Kudos to my Georgia Law colleague Harlan G. Cohen for organizing what promises to be a superb conference on “International Law as Behavior,” a daylong presentation of papers that will lead to a same-named essay volume. Convened by the University of Georgia School of Law and the International Legal Theory Interest Group of the American Society of International Law, this book workshop will be held November 13, 2014, at Tillar House, the ASIL headquarters at 2223 Massachusetts Avenue N.W., Washington, D.C.

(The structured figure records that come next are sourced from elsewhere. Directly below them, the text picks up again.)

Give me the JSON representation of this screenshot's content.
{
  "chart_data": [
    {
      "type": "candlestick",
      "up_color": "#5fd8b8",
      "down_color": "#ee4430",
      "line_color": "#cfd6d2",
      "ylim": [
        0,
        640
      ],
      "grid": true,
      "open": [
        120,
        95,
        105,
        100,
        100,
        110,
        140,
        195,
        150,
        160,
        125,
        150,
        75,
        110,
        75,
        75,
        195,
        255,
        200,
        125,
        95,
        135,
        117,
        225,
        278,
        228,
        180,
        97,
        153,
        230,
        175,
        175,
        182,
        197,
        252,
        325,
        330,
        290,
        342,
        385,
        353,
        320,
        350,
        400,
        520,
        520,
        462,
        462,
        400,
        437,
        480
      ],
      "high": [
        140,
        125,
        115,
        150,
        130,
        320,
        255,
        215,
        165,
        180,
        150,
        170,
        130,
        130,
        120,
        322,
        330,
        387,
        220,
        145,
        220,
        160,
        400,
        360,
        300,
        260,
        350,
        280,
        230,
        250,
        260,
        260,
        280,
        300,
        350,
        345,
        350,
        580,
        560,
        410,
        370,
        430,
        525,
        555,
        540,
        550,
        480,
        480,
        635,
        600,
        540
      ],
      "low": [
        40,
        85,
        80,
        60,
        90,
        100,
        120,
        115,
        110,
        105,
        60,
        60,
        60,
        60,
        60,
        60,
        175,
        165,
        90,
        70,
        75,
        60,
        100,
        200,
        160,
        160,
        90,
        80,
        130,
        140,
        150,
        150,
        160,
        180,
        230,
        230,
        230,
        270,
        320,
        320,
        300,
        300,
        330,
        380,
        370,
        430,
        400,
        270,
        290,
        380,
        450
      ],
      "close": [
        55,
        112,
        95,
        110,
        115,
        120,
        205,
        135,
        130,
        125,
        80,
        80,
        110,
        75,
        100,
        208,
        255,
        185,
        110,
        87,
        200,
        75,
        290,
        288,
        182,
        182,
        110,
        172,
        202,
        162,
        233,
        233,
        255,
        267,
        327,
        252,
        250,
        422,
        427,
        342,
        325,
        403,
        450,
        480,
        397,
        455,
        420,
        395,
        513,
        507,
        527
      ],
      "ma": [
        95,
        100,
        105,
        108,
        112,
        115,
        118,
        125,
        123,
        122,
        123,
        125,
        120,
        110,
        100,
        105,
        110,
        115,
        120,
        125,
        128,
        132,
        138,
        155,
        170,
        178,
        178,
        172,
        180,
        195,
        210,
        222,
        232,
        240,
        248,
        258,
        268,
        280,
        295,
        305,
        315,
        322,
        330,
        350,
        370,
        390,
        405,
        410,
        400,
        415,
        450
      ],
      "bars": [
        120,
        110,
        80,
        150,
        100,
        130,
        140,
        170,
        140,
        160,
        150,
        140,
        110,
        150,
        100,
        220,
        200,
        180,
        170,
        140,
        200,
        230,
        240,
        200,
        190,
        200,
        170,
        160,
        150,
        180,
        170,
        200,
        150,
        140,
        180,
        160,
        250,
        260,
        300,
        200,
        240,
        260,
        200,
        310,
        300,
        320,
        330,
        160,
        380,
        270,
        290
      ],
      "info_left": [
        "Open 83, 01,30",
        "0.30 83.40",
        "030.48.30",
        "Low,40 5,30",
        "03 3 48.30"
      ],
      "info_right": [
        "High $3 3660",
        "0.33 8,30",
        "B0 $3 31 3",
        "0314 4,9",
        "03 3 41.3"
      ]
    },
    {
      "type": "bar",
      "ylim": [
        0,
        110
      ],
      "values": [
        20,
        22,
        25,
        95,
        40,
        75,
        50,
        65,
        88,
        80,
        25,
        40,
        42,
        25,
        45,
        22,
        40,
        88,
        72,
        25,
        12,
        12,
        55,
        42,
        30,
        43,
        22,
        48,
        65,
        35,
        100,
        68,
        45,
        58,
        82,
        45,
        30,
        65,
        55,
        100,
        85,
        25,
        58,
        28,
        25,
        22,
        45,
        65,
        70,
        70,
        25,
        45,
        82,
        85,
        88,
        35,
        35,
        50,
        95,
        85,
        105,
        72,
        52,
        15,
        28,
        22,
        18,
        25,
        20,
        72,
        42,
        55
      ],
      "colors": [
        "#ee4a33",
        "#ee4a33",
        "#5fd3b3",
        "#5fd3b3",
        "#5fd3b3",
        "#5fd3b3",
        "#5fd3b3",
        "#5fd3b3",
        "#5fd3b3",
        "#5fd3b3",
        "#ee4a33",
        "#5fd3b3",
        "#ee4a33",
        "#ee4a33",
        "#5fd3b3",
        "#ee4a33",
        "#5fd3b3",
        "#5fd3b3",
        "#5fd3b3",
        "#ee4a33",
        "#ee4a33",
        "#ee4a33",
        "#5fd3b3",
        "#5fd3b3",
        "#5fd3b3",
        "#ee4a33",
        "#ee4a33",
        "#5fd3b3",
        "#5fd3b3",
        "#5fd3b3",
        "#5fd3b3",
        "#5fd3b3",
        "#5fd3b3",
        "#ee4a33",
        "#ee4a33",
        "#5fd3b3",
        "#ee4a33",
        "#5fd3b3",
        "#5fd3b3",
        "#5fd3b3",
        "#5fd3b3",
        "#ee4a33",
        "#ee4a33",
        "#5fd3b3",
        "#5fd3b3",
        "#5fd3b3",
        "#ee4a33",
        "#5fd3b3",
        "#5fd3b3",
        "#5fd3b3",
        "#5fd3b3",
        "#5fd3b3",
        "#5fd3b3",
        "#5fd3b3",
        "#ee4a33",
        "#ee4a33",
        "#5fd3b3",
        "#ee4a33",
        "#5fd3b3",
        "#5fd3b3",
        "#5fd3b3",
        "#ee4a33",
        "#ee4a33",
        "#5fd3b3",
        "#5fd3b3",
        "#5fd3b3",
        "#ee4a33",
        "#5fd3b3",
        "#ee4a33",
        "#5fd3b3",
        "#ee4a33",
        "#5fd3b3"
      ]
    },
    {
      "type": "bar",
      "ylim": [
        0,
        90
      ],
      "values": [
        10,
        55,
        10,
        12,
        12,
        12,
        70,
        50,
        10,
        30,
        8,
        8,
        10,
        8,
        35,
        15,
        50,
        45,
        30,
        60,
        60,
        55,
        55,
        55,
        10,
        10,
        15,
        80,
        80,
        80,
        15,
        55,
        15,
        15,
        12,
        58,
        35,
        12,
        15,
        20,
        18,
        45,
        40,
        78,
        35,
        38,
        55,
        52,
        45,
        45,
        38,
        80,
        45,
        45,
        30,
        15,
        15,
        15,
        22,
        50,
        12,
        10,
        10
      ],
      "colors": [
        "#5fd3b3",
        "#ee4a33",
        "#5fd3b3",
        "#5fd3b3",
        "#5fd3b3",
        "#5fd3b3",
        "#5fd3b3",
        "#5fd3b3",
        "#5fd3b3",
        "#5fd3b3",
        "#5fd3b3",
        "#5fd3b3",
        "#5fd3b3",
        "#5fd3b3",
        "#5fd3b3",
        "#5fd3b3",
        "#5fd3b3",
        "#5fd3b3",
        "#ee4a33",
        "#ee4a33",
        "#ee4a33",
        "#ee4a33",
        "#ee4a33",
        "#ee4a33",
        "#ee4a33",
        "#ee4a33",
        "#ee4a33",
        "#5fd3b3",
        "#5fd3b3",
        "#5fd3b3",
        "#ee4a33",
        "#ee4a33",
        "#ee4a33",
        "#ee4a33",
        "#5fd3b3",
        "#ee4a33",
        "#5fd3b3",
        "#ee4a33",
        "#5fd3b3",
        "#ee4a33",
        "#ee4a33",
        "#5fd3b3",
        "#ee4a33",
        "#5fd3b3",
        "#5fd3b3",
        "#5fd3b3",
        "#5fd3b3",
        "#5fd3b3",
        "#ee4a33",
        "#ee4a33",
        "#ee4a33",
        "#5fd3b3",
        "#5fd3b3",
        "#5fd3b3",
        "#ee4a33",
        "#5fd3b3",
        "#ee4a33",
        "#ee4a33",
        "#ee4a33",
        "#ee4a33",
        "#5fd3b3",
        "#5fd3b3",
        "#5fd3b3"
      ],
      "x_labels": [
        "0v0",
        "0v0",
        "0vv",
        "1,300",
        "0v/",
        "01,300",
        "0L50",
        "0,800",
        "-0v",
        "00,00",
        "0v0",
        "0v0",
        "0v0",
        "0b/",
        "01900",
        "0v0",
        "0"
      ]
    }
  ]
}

[T]he workshop will bring together scholars working at the cutting edge in a variety of different fields, including constructivist international relations theory, anthropology, behavioral law and economics, organizations theory, social psychology, and sociology to discuss how these approaches can best be applied to the study of international law, how these approaches can complement both each other and positivist and rationalist accounts, the opportunities and challenges of working across these fields, and the development of a common language and tools to study how international actors actually behave, how their rationality is bounded by psychology, how they operate as members of groups and recipients of culture, and how they write and follow organizational scripts.
The conference has a stellar lineup. Set to take part, in addition to Harlan and another Georgia Law colleague, Timothy L. Meyer, are: IntLawGrrl Elena Baylis, University of Pittsburgh; Tomer Broude, Hebrew University; Adam Chilton, University of Chicago; Sungjoon Cho, Chicago-Kent; Martha Finnemore, George Washington University; IntLawGrrl Jean Galbraith, University of Pennsylvania; Derek Jinks, University of Texas; Ron Levi, University of Toronto; Galit Sarfaty, University of British Columbia; and Kathryn Sikkink, Harvard University.